Any mesh tool suggestion

The mesh tool in Mecway is very versatile and easy to use. But I am wondering if there is any other 3rd party mesh tool (free or inexpensive) that can make shell meshing easier? I am only interested in the shell elements. For example, in ANSYS workbench, I can model any surface body (with proper connections between components) and then import the geometry into Mechanical where I can get the shell meshing instantly. Any mesh tool can achieve the same effect and can be directly imported to Mecway? Thankyou.

Comments

  • edited August 5
    In ANSYS workbench, you model your geometry as a surface? and then in Mechanical you make a shell mesh? If that the case you could model your parts in any standard CAD program as Solidworks, Solidedge, FreeCAD as conected surfaces and then import in Mecway to mesh directly. If you need to get the midsurface from a solid part, then is another story, those programs has also tools to extract it, but is not so automatic, you will need to extend some of them to join it. If you can show some example or similar parts/meshes maybe we could give you a more appropiate answer.
  • 3rd party mesh tools free or inexpensive...probably Mecway is the unique. There is Salome, Gmsh, Netgen, TetGen that are free (even CGX). Gmsh and Netgen are integrated in Mecway and Salome.
    On the comercial (from expensive to very expensive) side you can use any preprocessor that can output the mesh in Abaqus inp format, such as Abaqus CAE, Siemens NX, ANSA, Hypermesh, Femap, Cubit
  • Thanks Sergio! Really appreciate it! I tried to model a geometry using surfaces in SW and import to Mecway for meshing but it didn't go quite well. I guess I will try Salome and model/mesh there then import the unv mesh file back to Mecway to see how it goes.
  • If you have access to SW, do the modeling there, including the sewing and partitions. Then export as step to Salome or Mecway. If the surfaces are sewed in Mecway you can get good enough meshes.
  • My favourite stack to achieve what you describe is:

    - Midsurface in DesignSpark Mechanical. This is a very cheap, white-labelled ANSYS Spaceclaim, which is an extremely capable direct modeller so you get all the CAD kernel horsepower for a fraction of the cost. Whilst you don't get a midsurface tool in the whitelabelled version, it's about 4 clicks to get the same result using the direct modelling tools. You can also defeature and repair faster and more robustly than NX, CATIA, Solidworks, you name it.
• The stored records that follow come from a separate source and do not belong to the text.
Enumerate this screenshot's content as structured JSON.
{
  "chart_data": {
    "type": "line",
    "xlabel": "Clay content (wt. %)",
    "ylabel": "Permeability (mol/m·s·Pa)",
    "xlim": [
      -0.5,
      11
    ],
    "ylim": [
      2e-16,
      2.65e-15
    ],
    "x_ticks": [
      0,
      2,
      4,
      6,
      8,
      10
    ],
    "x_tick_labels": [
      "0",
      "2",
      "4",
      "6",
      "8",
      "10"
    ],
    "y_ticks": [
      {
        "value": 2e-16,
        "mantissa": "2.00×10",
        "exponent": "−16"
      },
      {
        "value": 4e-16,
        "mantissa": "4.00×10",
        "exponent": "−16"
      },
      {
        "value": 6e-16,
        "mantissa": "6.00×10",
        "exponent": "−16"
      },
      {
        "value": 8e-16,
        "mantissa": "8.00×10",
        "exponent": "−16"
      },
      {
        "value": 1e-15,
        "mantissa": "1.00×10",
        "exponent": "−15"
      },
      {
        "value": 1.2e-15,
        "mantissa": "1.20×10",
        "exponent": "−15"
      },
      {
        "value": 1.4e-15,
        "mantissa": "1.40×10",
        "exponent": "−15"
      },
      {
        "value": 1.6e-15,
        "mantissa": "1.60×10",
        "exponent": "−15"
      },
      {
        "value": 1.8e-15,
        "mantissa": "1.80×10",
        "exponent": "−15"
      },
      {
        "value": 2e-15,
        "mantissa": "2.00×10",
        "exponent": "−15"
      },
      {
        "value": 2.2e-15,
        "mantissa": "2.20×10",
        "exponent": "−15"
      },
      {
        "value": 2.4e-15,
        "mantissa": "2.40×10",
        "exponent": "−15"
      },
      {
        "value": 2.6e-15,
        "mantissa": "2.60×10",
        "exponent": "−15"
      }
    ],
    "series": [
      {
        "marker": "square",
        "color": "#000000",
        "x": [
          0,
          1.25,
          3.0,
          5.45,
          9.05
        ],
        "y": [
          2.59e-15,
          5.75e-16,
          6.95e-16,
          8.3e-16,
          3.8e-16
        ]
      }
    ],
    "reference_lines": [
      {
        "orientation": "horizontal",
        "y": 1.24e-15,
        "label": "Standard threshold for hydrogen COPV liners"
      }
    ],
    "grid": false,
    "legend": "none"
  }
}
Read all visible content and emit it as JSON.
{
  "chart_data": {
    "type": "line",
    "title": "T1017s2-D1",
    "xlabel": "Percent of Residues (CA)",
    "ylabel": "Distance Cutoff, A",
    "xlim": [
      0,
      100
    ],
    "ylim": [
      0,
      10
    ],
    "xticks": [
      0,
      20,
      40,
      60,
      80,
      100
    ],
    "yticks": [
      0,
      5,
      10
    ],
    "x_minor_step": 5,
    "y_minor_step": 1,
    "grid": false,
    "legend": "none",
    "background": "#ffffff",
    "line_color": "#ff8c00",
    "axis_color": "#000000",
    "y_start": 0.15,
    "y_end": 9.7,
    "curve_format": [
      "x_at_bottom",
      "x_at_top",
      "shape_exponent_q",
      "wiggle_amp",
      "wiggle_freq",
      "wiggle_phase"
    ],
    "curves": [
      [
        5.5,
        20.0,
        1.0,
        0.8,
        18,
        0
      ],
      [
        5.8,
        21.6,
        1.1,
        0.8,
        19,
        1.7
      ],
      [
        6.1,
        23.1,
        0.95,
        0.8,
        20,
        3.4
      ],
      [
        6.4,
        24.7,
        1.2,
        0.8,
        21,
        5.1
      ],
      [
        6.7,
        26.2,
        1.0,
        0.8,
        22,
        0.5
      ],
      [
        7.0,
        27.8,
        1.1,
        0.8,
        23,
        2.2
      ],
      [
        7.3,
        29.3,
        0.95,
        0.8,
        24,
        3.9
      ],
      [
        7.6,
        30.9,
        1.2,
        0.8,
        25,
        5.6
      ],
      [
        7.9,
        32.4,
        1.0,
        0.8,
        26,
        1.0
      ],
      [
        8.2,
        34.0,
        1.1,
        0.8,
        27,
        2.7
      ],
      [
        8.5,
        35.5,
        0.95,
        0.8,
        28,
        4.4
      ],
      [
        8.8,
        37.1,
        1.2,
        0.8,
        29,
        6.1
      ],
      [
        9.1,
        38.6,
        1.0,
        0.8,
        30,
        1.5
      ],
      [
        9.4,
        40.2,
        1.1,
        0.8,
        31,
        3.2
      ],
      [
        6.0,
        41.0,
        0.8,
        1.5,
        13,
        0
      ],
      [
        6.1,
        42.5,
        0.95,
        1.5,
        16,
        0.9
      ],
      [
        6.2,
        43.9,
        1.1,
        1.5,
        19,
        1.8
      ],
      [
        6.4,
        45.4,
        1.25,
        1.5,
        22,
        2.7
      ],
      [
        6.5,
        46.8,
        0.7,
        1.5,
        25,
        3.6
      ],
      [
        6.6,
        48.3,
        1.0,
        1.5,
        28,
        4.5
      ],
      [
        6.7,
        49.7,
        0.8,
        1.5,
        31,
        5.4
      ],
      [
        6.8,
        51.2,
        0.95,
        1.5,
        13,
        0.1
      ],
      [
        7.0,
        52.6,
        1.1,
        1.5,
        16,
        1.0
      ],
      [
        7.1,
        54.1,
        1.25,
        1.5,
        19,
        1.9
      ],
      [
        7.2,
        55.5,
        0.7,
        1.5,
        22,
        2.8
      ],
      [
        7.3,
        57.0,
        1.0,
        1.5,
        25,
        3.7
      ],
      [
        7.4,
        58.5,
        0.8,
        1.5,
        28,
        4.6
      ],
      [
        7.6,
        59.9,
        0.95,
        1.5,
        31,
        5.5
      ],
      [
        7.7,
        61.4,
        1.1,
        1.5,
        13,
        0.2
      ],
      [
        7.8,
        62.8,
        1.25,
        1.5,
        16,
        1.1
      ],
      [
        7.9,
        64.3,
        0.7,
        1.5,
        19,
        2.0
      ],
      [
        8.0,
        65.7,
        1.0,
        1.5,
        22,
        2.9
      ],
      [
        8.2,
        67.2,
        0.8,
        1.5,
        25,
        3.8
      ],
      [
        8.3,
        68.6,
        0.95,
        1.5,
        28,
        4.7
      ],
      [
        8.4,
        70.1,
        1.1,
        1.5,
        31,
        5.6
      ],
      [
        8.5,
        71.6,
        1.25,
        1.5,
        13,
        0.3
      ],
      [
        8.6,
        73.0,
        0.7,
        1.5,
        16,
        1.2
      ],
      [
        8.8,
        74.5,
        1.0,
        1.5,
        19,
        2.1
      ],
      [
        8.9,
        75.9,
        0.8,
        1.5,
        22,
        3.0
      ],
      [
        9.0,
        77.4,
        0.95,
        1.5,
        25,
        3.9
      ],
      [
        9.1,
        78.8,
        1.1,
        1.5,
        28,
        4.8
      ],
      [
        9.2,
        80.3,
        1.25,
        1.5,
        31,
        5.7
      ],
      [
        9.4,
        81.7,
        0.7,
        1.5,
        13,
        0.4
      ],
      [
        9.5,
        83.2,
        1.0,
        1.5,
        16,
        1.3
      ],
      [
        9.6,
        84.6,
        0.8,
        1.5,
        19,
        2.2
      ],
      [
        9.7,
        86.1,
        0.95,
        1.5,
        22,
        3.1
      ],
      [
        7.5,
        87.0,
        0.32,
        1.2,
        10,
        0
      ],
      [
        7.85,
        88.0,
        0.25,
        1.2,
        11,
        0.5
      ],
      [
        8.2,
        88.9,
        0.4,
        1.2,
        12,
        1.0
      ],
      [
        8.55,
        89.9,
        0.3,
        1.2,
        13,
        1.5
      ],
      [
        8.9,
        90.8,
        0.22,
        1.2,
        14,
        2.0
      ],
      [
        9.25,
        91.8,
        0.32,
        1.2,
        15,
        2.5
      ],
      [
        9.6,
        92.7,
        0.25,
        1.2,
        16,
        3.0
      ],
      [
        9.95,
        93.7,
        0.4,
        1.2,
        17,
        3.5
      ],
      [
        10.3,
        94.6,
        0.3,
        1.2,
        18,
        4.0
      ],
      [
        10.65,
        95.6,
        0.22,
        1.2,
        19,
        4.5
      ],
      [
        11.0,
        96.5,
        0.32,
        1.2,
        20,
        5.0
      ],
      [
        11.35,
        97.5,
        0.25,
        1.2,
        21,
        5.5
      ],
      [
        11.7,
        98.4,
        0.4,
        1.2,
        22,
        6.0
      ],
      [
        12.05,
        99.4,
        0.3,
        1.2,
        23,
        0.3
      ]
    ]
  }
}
    - Export as high-res STL. This gets around all the tangency BREP problems influencing your mesh edges that you get using STEP or IGES, it just gives you a reasonable fidelity initial mesh native out of the CAD tool. Want more fidelity? Set the facet settings smaller.

    - Use Coreform Cubit Learn licence (unless you're doing commercial stuff, in which case you need to pay), import the STL, use their excellent quad meshing tools and export as an Abaqus INP format - this seems to be the happiest import to Mecway.
  • Also, though: What solver are you using?

    If Calculix, beware the C3D20 brick limitations.